Julia Serano was a much-anticipated speaker at the conference, who presented a lot of cool graphics about sad topics of exclusion in society. A great philosopher and activist, let's dig in to what she spoke about:


Society has a double standard of a marked vs. an unmarked mindset. According to Serano, being marked isn’t good; it is deemed unnatural and requires explanation:




This is problematic in lots of cases, and also when one is trans. Being cisgender and heterosexual is "the norm," so Serano concludes that “everything else is in the closet, remarkable, questionable, and artificial.” Thereby, marked folks are marginalized and this is what creates the idea that queer folks need to come out of the closet. The stigma-contamination mindset follows:

Top-Down Approaches to Activism involves assumptions, stereotypes, and expectations with many types of -isms: sexism, racism, etc.


Here's a list of invalidations that marked people experience:

Trope of mental incompetence; Sexualization (sexual attribute is the only important thing about you; hypersexual; undesirable; exotic, as a fetish object); viewed as immoral; viewed as unhealthy or ill; viewed as anomalous; viewed as inauthentic or fake

1st stage acceptance: Toleration: Stress humanity, reduce compulsory intolerance and fear of contamination

2nd stage acceptance: legitimization : “equal rights” and non-discrimination (prejudice not tolerated)

3rd stage acceptance: Recognition of unconscious and systemic biases: increased recognition of subtle double standards; efforts to transcend them

Serano understands the critique some people have of the popular "Born this Way" argument. She suggests it's not about explaining to people why they're queer or trans. Rather, It "allays their fear that they'll be contaminated by it. Because, she says, "if we're born this way, then they can't catch it from us." In fact, she says, "this wave of anti-trans and anti-queer activism is really centered on social contagion and groomers. They're trying to bring back the contagion aspect of stigmatization." And the backlash is worried about how more people have moved to the tolerance phase of acceptance, so they have to be more organized and louder.

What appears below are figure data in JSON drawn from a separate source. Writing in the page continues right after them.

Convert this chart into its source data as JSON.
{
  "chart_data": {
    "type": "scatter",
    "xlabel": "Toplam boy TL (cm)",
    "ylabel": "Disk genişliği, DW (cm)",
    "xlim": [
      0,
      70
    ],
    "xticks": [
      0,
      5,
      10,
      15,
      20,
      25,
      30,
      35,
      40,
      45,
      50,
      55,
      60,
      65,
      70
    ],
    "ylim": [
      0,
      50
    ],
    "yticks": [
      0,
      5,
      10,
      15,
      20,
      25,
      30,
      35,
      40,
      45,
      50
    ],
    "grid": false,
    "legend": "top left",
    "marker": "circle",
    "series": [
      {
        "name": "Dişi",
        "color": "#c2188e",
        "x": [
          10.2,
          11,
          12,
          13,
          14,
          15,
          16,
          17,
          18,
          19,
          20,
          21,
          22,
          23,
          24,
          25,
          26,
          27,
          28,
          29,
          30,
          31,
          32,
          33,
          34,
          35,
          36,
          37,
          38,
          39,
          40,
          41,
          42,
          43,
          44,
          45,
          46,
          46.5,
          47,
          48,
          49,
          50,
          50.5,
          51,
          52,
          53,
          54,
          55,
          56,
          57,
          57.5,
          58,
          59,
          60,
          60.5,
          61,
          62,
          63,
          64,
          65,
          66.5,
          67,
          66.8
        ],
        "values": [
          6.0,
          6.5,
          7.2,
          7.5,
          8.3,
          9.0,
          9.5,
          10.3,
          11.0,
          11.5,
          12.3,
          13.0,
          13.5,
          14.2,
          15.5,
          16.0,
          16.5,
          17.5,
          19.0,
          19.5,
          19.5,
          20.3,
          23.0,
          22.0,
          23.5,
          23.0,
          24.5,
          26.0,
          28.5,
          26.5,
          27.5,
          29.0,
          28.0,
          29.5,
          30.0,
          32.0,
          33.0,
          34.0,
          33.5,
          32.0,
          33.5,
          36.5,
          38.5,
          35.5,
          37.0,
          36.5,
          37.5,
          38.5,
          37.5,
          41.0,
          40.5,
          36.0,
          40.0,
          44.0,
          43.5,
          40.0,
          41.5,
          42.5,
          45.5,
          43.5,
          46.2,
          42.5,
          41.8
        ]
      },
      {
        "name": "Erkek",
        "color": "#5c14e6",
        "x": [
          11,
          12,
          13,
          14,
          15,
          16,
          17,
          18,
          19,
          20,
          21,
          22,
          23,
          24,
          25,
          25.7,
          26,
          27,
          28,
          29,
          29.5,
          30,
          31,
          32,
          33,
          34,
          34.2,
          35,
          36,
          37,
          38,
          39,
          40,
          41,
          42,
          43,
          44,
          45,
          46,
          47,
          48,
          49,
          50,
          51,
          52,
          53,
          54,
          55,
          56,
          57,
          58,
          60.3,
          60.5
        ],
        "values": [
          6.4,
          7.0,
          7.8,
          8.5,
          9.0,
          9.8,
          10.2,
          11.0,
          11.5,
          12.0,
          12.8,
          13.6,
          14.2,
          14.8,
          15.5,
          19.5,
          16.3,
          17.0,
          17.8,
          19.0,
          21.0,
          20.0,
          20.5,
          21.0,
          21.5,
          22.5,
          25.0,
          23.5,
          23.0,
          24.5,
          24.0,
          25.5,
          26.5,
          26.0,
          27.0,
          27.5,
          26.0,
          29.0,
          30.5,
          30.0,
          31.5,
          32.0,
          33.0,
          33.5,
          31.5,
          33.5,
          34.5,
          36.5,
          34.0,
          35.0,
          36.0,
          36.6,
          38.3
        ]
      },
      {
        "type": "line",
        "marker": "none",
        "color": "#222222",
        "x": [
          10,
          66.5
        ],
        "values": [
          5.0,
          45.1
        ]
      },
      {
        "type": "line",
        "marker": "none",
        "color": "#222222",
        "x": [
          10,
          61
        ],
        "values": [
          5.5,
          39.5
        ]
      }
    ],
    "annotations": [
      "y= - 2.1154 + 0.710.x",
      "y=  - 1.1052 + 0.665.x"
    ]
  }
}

As a general tip for activists, she advocates for not putting down trans activists by lumping them into the oppressor class. She desires there to be less debate about which terms to use (for example, not stigmatizing elder generations of trans activists for using the word "transsexual"), and sees that trans terminology is changing all the time, so that's not the area to worry about.


Serano's keynote gave me language of invalidations and stigmatizations that so many "marked" groups experience. It affirms in me collaborating with allies and with as much intersectionality as possible. It was a lot to digest and I don't really know if I have done a good job sharing what she intended to say! What comes alive for you with seeing this? How could it be useful to you or to groups working for transgender inclusion?